Noch so einer von vielen gelungenen Schachzügen von Ralf Rangnick. Da sein Kapitän David Alaba verletzungsbedingt für die EM in Deutschland ausfällt, machte ihn der ÖFB-Teamchef kurzerhand zum "Co", lässt den seit 24. Juni 32-jährigen Wiener als "Non-Playing-Captain" einbringen. Mit Erfolg, denn die Erfahrung des viermaligen Champions League-Gewinners ist wertvoll. Doch nun geht es erst richtig los...mit der K.o.-Phase. "Jetzt ist ein neuer Wettbewerb", meinte gar Rudi Völler.

Der Psychotrick mit Baumgartner und anderes aus Rangnicks Repertoire

Der besonnene, in sich ruhende Rangnick weiß dank seiner langjährigen, geballten Erfahrung als Trainer (er begann diesen Job bereits mit 28 Jahren!) auch um diverse Psycho-Tricks. Wie vor dem zweiten Gruppen-Spiel gegen Polen, als er Christoph Baumgartner vor dem Match noch ein Foto via Handy schickte, das den RB-Leipzig-Legionär in Jubelpose zeigt und dass der Trainer seine Offensivhoffnung auch so gegen Polen sehen wolle per Tor. Was geschah (nachdem in der Halbzeitpause außerdem noch ein mehrminütiges Vieraugengespräch folgte), worauf der gebürtige Waldviertler nach seinem siegweisenden Treffer zum 2:1 noch schneller wie zuvor in den 16-er zur Coachingzone rannte und wußte, wo er sich zu bedanken hatte. Bei seinem Mentor...!

Der es bei diesem kontinentalen Turnier auch bei anderen Spielern schaffte, dass sein Vertrauen gerechtfertigt wurde und sie es ihm zurückzahlen (weiteres Beispiel: Die neue Nr. 1 Patrick Pentz).ö

So war es zwar sicher auch der Taktik geschuldet, dass im letzten Gruppenspiel gegen die Niederlande die gelb-vorbelasteten Leistungsträger Leimer, Baumgartner, Danso erstmals draußen blieben.
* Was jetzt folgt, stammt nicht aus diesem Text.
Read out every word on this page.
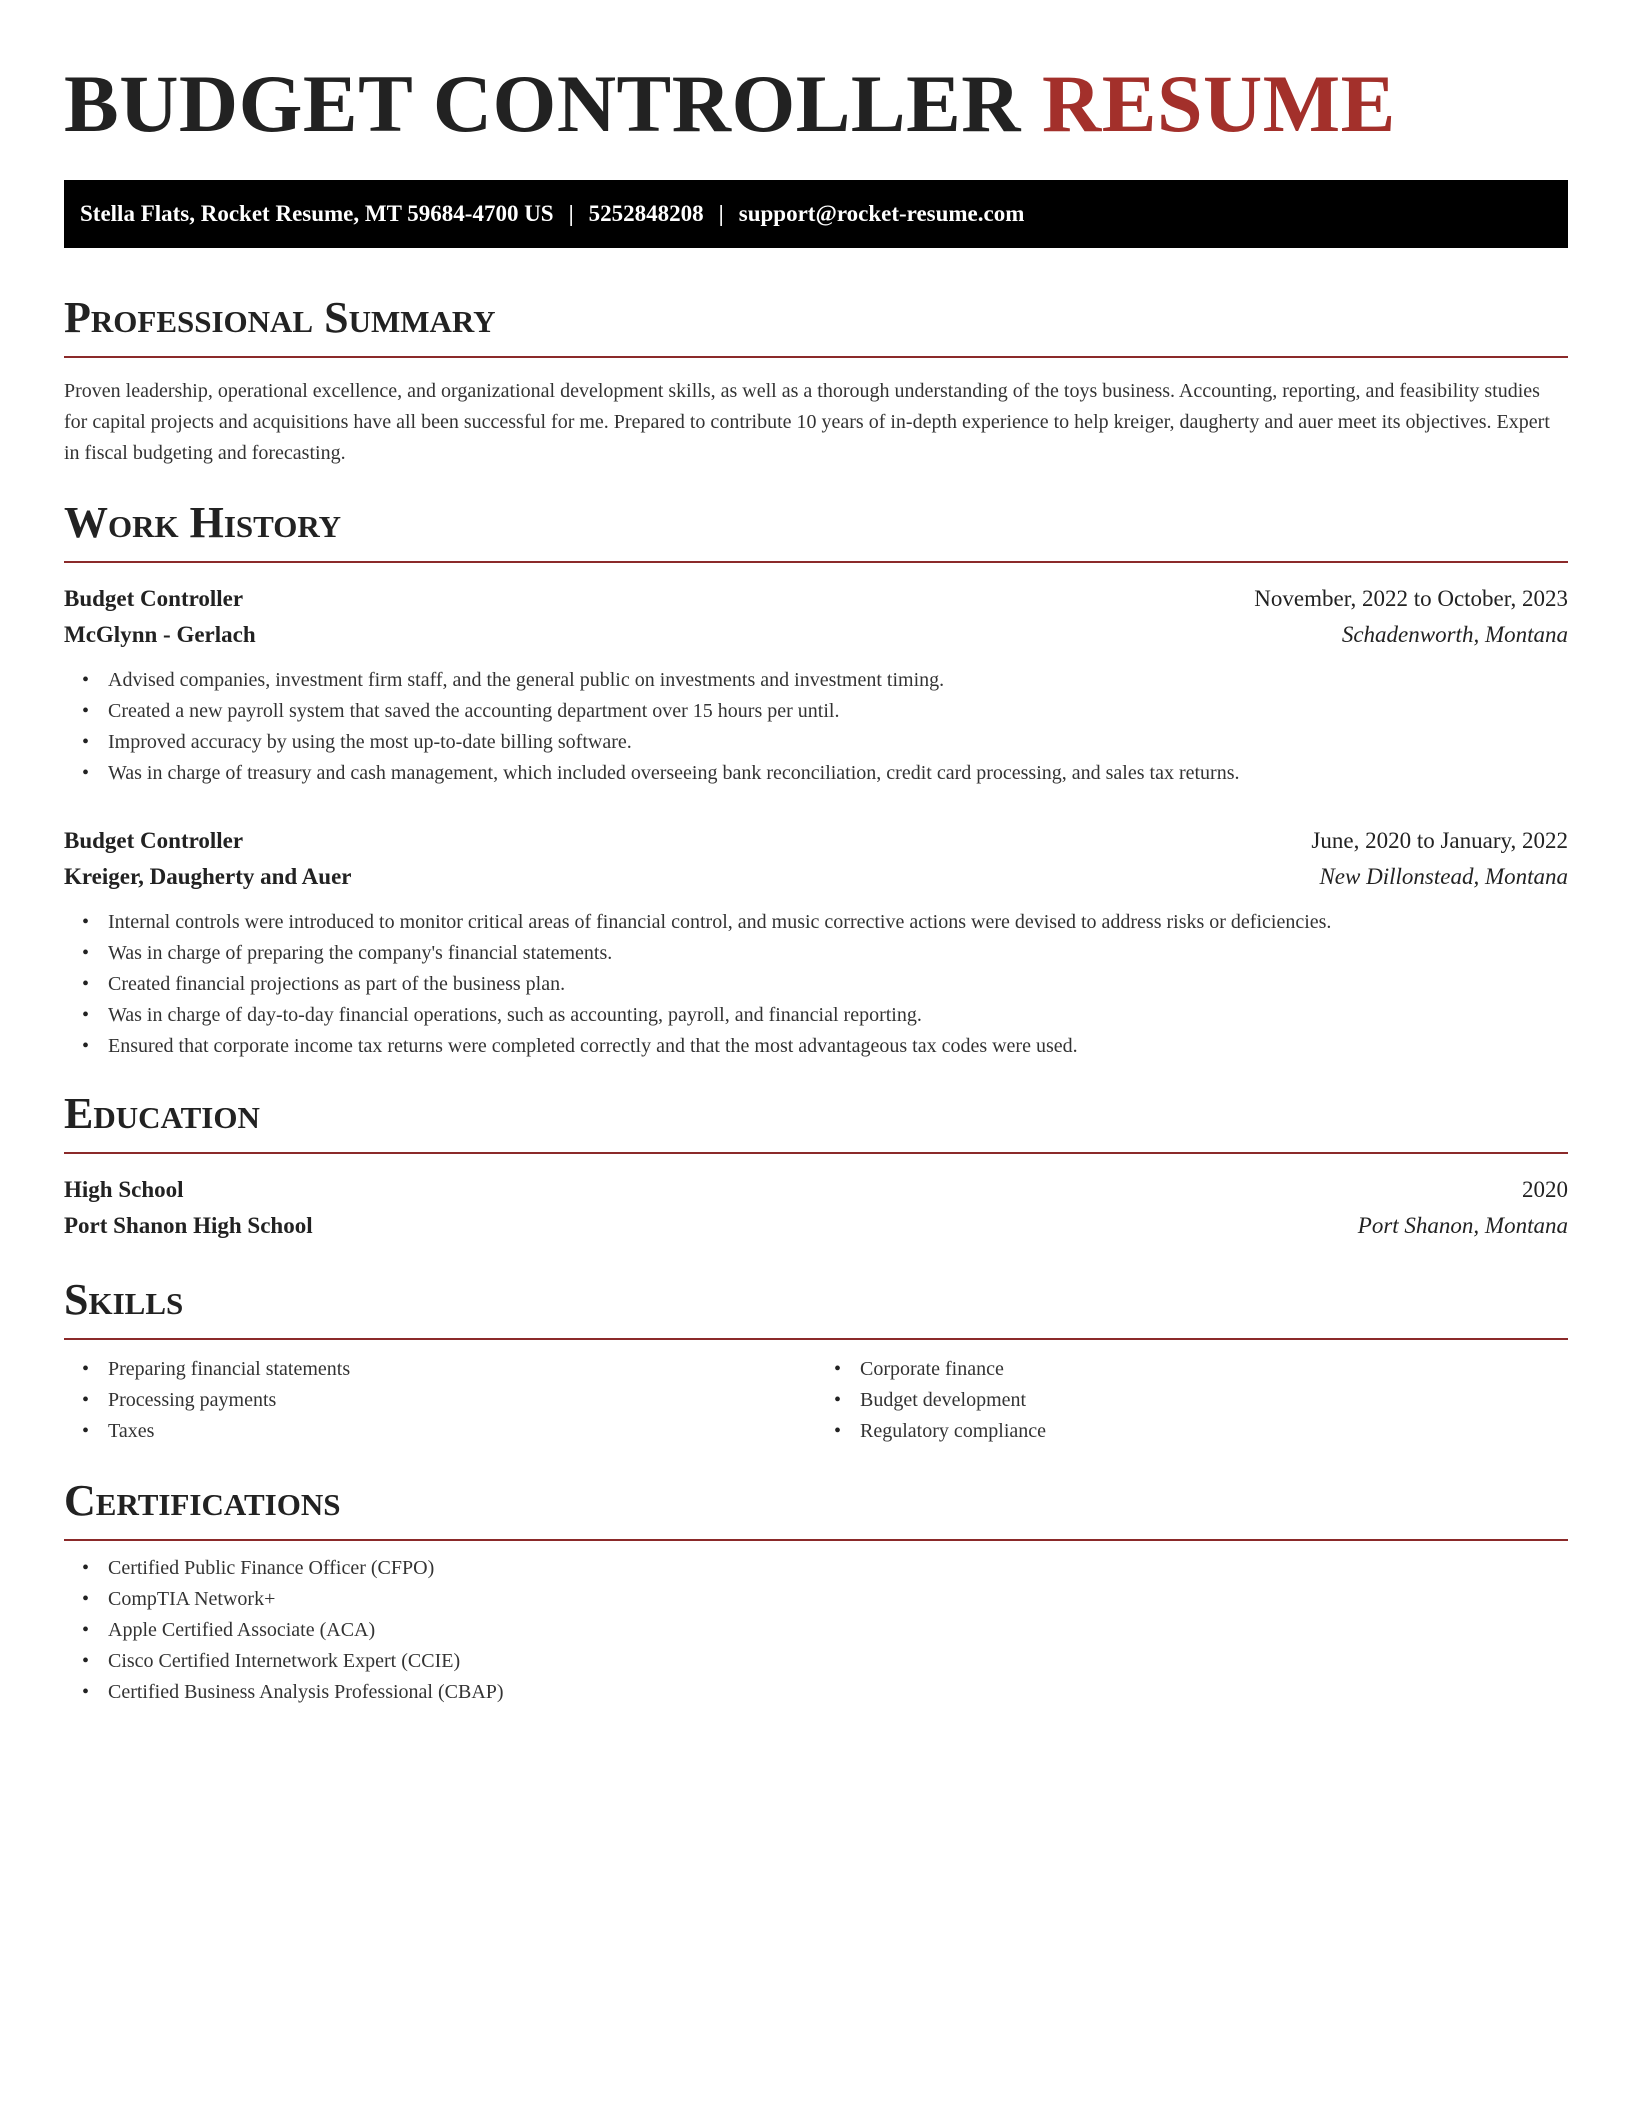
BUDGET CONTROLLER RESUME
Stella Flats, Rocket Resume, MT 59684-4700 US | 5252848208 | support@rocket-resume.com
Professional Summary

Proven leadership, operational excellence, and organizational development skills, as well as a thorough understanding of the toys business. Accounting, reporting, and feasibility studies for capital projects and acquisitions have all been successful for me. Prepared to contribute 10 years of in-depth experience to help kreiger, daugherty and auer meet its objectives. Expert in fiscal budgeting and forecasting.

Work History
Budget Controller	November, 2022 to October, 2023
McGlynn - Gerlach	Schadenworth, Montana
• Advised companies, investment firm staff, and the general public on investments and investment timing.
• Created a new payroll system that saved the accounting department over 15 hours per until.
• Improved accuracy by using the most up-to-date billing software.
• Was in charge of treasury and cash management, which included overseeing bank reconciliation, credit card processing, and sales tax returns.
Budget Controller	June, 2020 to January, 2022
Kreiger, Daugherty and Auer	New Dillonstead, Montana
• Internal controls were introduced to monitor critical areas of financial control, and music corrective actions were devised to address risks or deficiencies.
• Was in charge of preparing the company's financial statements.
• Created financial projections as part of the business plan.
• Was in charge of day-to-day financial operations, such as accounting, payroll, and financial reporting.
• Ensured that corporate income tax returns were completed correctly and that the most advantageous tax codes were used.
Education
High School	2020
Port Shanon High School	Port Shanon, Montana
Skills
• Preparing financial statements
• Processing payments
• Taxes
• Corporate finance
• Budget development
• Regulatory compliance
Certifications
• Certified Public Finance Officer (CFPO)
• CompTIA Network+
• Apple Certified Associate (ACA)
• Cisco Certified Internetwork Expert (CCIE)
• Certified Business Analysis Professional (CBAP)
Doch wie Romano Schmid, Patrick Wimmer und vor allem Alexander Prass ihr EM-Startelf-Debüt nutzten... Chapeau! Romano Schmid dankte es mit dem herrlichen Hechtkopfball zur 2:1-Führung, Patrick Wimmer wirbelte und rackerte als gäbe es kein morgen! Ja und Alexander Prass.

Alexander Prass wächst mit seinen (Abwehr-) Aufgaben

Mutig von Rangnick den beim SK Sturm Graz eher im Mittelfeld agierenden und weiter vorn Akzente setzenden offensivstarken Oberösterreicher als Linksverteidiger zu bringen. Wo der immerhin seit Mai erst 23-jährige Double-Gewinner gegen den trickreichen Topstürmer Donyell Malen defensiv eine wahre Challenge erlebte, sich dieser jedoch gewohnt giftig stellte, um dennoch auch die Offensive zu suchen und - wie schon nach seiner Einwechslung gegen Polen - wieder Wegbereiter eines Torerfolges zu sein. Ironie des Schicksals: Rollentausch - diesmal war Malen hinten zu finden und verwertete die scharfe Hereingabe von seinem Gegenspieler vom SK Sturm Graz per Eigentor zur österreichischen 1:0-Führung.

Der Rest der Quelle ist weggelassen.